While the overall economy appears to be humming along, at least according to the Fed which on Wednesday is expected (with 100% certainty according to the market) to hike rates by 25bps for the second time in three months on concerns it has fallen behind the inflationary curve, with last week's payrolls report providing some validation despite prevailing weakness within "hard data" in recent months offset by soaring "soft" sentiment reports, one area of material concern has emerged: a sudden collapse in loan growth in general, and the all important Commercial and Industrial Loan segment in particular, a drop which the WSJ recently dubbed an "ominous economic signal" and blamed policy uncertainty under Trump for the collapse in growth.
While the jury is out on whether Trump is at fault - after all the same Trump has managed to reportedly spark a historic "animal spirits" rally in the S&P, while prompting a record number of people to re-enter the labor force in the past two months - here are facts: total loans and leases by U.S. commercial banks are currently rising at an annual pace of about 4.6%, based on weekly Fed data. That is down from a 6.4% pace for all of last year and peak rates of around 8% in mid-2016. This is the slowest pace of debt creation since the spring of 2014.

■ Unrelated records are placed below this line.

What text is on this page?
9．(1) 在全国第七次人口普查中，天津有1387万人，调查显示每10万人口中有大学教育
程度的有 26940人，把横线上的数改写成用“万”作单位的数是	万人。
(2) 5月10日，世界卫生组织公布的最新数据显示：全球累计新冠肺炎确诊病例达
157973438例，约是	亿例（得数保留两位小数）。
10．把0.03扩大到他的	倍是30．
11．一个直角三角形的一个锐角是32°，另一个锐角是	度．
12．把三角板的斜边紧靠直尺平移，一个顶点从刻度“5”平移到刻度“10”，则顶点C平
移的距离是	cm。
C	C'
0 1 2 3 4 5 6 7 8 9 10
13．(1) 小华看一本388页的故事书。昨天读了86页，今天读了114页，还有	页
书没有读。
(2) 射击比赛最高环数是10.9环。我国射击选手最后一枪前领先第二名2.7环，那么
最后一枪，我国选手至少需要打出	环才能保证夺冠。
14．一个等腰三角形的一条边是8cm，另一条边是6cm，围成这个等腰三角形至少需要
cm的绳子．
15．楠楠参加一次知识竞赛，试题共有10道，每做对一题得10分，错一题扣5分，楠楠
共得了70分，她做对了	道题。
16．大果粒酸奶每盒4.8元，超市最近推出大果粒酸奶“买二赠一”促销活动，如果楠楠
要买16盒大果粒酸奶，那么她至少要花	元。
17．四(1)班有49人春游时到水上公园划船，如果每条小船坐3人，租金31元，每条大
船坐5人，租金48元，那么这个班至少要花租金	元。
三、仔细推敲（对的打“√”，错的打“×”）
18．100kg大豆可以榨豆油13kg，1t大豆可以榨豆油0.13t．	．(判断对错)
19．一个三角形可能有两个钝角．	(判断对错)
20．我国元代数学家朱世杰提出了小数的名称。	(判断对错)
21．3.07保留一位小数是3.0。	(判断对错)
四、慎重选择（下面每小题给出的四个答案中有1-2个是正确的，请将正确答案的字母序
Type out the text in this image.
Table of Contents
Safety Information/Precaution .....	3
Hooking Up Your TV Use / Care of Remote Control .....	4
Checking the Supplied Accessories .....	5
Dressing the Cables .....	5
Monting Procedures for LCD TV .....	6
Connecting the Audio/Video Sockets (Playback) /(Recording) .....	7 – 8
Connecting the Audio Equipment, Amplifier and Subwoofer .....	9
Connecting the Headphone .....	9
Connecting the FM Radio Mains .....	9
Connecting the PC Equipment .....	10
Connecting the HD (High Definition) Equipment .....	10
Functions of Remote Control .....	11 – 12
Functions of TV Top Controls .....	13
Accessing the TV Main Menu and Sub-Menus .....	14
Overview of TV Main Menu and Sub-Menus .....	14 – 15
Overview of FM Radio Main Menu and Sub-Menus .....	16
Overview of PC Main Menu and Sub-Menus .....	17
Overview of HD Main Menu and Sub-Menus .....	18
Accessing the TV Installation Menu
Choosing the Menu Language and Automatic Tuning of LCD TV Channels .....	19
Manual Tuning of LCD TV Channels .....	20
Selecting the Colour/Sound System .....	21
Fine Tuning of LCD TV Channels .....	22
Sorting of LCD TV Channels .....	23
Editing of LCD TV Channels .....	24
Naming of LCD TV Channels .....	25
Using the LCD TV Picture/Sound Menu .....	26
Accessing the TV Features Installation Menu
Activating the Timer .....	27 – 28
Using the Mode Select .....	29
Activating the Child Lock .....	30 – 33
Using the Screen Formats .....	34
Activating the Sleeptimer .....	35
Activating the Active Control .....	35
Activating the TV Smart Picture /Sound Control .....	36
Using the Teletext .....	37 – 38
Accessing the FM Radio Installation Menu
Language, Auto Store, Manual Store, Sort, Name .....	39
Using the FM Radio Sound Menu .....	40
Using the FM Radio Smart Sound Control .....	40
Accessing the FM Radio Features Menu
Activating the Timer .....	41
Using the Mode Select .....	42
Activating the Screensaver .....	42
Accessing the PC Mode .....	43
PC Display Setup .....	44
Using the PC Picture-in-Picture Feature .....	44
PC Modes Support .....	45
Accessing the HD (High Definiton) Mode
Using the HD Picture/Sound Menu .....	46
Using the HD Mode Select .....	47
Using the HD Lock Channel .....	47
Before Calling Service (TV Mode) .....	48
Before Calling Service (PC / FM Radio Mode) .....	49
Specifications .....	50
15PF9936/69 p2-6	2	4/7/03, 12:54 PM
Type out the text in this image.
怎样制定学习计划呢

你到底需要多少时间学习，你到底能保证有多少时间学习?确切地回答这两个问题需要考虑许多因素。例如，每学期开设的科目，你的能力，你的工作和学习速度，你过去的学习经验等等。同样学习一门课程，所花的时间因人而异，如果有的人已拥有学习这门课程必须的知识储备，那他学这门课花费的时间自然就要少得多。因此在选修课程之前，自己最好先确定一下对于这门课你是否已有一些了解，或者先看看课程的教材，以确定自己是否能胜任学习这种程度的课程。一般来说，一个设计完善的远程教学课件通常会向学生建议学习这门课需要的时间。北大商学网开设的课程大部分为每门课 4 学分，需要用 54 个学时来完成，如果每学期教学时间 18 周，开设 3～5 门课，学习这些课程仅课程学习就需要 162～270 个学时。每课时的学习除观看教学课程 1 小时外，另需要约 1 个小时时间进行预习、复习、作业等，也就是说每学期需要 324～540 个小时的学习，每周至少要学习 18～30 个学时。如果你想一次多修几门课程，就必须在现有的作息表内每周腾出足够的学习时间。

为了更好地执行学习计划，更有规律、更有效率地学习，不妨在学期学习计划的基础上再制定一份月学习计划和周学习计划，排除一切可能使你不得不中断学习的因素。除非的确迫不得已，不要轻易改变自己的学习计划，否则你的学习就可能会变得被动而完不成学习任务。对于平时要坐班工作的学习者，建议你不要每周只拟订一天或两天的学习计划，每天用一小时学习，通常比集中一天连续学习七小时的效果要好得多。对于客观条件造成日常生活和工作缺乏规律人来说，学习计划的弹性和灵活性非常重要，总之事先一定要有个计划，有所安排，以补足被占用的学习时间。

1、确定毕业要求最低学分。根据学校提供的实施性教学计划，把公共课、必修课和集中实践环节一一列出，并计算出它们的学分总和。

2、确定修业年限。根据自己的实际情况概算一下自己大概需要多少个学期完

While the deceleration has been broad-based across business, real estate and consumer lending and, as the WSJ notes, "is at odds with the idea of a stronger economy and rising sentiment."
But the slowdown has been especially acute in the all important for growth Commercial and Industrial loan category, which after growing at a pace of 10% in the first half of 2016, has suddenly and unexpectedly tumbled to just 4.0% as of the latest week, nearly 50% lower than the 7% growth notched at the start of the year. This was the lowest pace of loan growth since July of 2011.
There has been no definitive explanation for this sudden phenomenon, prompting the WSJ to inquire "who hit the brakes?" which is ironic because just as troubling as the big drop in C&I loans is the relentless grind lower in auto loans, which are likewise growing at a pace that is half what it was as recently as last September.
Two potential ideas have been put forth to explain the sharp slowdown: according to Barclays analyst Jason Goldberg it is possible that companies have shifted from the loan to the bond market, and are selling more bonds to lock in cheap financing before rates rise, while not encumbering assets with issuing unsecured debt. To be sure, corporate debt issuance in January soared by 43% from a year earlier, however the number may be misleading as it comes from a low base in the year-earlier period, when global markets were in turmoil.
The other, more troubling explanation is that either political uncertainty is causing companies and banks to put off big decisions until the outlook for trade and tax policy is clearer, or that consumer demand for loans has plunged, forcing a sharp slowing in loan demand, as the underlying economy suffering a steep slowdown perhaps on the back of surging interest rates. The lending slowdown began showing up clearly just before the election last year, which also coincided with the sharp jump in interest rates.
If it is uncertainty, and should it persist, caution on the part of lenders and borrowers could become a growing drag on the economy. Alternatively, if the slowdown is rate-dependent, any future Fed rate hikes will only further pressure loan growth: 3M Libor has continued its relentless rise higher, and with every passing day makes new 8 year highs.
At this pace, C&I loan growth may turn negative Y/Y within a few months, and since historically US economic growth has been a function of easy bank credit, should the recent drop not be arrested, it is likely that the Fed will have no choice but to reverse its tightening course in the very near future.